BPC 157 Shows Strong Protective Effects Against Sotalol-Induced Organ Damage in Rats

The antiarrhythmic drug Sotalol is crucial for managing irregular heartbeats, but its use can be limited by severe adverse effects, including cardiotoxicity and the induction of occlusion-like syndromes—conditions characterized by impaired blood flow leading to widespread tissue damage. Such complications can significantly impact patient safety and treatment efficacy. There is a critical need for therapeutic strategies that can mitigate these severe side effects and protect vital organs during antiarrhythmic therapy.
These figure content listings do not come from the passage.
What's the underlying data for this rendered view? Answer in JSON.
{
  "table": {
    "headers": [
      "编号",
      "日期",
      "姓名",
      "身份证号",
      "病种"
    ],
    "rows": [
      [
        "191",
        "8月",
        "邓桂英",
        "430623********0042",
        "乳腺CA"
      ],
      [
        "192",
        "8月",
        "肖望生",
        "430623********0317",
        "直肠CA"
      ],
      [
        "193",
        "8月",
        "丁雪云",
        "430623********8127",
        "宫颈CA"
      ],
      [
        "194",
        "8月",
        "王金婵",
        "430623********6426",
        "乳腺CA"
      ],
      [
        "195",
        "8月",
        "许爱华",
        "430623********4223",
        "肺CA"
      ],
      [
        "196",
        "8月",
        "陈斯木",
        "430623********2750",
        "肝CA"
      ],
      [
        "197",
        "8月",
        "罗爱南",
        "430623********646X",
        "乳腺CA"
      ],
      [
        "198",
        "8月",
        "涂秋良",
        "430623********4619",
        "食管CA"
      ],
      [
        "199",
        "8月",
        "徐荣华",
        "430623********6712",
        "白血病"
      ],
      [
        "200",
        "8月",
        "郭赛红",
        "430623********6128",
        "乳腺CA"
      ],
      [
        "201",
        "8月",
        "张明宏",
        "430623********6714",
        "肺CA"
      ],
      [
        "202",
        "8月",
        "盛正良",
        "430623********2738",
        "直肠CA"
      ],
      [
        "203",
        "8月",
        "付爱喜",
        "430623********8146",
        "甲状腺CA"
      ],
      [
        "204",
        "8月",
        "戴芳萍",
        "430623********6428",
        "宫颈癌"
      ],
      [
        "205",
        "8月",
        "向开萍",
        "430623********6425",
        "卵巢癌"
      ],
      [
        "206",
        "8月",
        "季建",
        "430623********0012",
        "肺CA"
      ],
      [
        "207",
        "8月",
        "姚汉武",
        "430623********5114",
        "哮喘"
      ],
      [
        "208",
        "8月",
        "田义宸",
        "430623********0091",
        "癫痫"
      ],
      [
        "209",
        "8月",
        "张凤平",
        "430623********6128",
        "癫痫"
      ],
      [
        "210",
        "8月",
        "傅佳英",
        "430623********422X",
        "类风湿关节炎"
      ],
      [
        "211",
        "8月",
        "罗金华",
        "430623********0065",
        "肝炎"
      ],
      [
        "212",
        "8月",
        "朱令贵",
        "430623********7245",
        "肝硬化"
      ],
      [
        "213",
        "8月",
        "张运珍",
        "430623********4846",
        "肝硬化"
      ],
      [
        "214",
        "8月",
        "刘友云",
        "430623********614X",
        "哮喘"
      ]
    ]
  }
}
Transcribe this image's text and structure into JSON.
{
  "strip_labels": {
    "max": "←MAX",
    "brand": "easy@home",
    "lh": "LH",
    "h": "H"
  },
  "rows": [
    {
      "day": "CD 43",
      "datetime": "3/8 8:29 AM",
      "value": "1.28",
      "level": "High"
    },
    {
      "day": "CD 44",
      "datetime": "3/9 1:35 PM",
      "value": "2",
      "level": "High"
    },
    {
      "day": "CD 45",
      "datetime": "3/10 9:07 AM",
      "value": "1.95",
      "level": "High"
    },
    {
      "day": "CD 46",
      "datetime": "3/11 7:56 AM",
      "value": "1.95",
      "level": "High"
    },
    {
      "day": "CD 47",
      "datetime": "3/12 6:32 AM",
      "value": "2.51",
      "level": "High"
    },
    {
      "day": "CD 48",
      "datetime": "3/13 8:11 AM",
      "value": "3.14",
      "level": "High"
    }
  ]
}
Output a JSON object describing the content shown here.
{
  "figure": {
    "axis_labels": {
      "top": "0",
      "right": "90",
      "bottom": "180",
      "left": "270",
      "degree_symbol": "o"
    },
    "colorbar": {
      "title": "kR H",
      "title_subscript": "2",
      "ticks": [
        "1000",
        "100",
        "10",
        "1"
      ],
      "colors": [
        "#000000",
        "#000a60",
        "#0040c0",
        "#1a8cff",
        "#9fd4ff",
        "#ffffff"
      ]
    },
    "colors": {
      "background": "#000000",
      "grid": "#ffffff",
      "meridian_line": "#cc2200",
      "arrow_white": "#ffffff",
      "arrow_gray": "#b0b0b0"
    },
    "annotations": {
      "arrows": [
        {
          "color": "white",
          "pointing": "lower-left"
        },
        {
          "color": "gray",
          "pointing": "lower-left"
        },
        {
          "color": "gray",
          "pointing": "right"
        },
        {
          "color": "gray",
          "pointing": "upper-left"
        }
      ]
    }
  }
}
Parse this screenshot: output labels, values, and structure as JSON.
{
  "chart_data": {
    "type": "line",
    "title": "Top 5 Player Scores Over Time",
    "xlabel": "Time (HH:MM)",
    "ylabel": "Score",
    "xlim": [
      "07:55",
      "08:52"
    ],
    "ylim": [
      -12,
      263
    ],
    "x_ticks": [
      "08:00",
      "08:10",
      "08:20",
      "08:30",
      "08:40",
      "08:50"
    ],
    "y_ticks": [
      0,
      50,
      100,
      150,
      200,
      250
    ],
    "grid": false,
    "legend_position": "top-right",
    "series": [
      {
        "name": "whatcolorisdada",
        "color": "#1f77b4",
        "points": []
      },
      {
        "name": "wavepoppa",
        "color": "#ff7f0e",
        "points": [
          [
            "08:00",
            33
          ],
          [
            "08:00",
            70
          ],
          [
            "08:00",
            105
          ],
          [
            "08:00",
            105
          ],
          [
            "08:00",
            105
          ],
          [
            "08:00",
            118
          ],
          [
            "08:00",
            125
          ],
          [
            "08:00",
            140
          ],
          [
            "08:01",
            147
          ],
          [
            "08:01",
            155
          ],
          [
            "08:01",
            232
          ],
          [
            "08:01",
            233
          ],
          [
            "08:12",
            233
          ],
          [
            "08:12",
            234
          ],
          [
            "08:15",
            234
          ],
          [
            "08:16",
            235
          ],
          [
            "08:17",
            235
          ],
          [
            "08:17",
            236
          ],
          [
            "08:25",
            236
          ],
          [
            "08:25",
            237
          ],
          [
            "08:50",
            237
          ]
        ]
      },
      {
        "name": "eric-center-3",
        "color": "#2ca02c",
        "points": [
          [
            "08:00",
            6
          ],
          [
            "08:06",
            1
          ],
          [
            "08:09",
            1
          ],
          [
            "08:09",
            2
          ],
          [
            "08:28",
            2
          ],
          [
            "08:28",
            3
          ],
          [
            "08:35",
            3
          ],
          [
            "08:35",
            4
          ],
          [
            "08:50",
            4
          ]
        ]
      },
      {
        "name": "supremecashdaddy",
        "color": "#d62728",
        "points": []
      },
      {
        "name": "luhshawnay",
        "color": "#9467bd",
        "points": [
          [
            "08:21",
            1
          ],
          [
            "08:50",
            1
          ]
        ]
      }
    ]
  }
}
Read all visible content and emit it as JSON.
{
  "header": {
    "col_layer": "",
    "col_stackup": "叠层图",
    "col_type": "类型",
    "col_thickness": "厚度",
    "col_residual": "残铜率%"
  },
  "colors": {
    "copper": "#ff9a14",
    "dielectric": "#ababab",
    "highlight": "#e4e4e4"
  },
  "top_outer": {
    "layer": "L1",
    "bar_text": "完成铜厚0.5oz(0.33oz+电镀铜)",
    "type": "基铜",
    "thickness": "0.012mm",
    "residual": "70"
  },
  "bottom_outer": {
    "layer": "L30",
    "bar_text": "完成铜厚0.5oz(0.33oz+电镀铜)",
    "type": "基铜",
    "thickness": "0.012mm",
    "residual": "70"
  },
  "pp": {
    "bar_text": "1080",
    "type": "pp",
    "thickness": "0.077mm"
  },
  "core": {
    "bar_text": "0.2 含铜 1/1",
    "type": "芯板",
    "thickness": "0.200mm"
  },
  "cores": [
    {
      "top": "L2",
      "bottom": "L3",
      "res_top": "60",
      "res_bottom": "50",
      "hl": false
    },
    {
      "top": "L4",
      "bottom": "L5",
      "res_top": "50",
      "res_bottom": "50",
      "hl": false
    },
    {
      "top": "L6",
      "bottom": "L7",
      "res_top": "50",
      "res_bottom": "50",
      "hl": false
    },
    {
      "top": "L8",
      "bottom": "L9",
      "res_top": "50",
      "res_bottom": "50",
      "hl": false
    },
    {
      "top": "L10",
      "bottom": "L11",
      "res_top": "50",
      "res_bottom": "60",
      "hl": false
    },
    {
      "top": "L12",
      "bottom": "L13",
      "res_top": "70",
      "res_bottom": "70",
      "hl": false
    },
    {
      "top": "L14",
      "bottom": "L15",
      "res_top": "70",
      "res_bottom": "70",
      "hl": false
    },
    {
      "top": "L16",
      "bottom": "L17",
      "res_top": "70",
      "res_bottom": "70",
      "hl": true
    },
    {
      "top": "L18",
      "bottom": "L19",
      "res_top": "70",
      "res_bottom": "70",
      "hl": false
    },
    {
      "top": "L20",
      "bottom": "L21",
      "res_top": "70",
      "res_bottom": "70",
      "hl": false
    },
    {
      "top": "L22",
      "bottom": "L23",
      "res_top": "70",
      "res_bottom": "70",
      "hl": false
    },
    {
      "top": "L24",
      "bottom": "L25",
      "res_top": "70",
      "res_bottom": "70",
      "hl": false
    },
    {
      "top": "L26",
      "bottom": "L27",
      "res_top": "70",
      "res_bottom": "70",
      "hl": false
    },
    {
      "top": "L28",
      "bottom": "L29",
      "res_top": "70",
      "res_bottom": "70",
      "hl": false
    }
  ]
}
In this study, rats subjected to Sotalol-induced occlusion-like syndrome exhibited severe cardiac dysfunction, marked by a 45% decrease in left ventricular ejection fraction and a 30% increase in myocardial infarct size compared to healthy controls. Treatment with BPC 157 at 10 µg/kg daily significantly mitigated these effects. The most striking finding was a 75% reduction in overall mortality within 48 hours in the BPC 157-treated group compared to the Sotalol-only group (p<0.001). Furthermore, BPC 157 administration led to a 60% improvement in cardiac contractility and a 55% reduction in inflammatory markers like IL-6 and TNF-α in heart tissue (p<0.01). Histopathological analysis revealed a 70% decrease in tissue necrosis and a 2.5-fold increase in new blood vessel formation (angiogenesis) in ischemic areas, suggesting a robust cytoprotective and regenerative effect. These benefits were observed across various organ systems, including the liver and kidneys, where damage markers were reduced by 40-50% (p<0.05).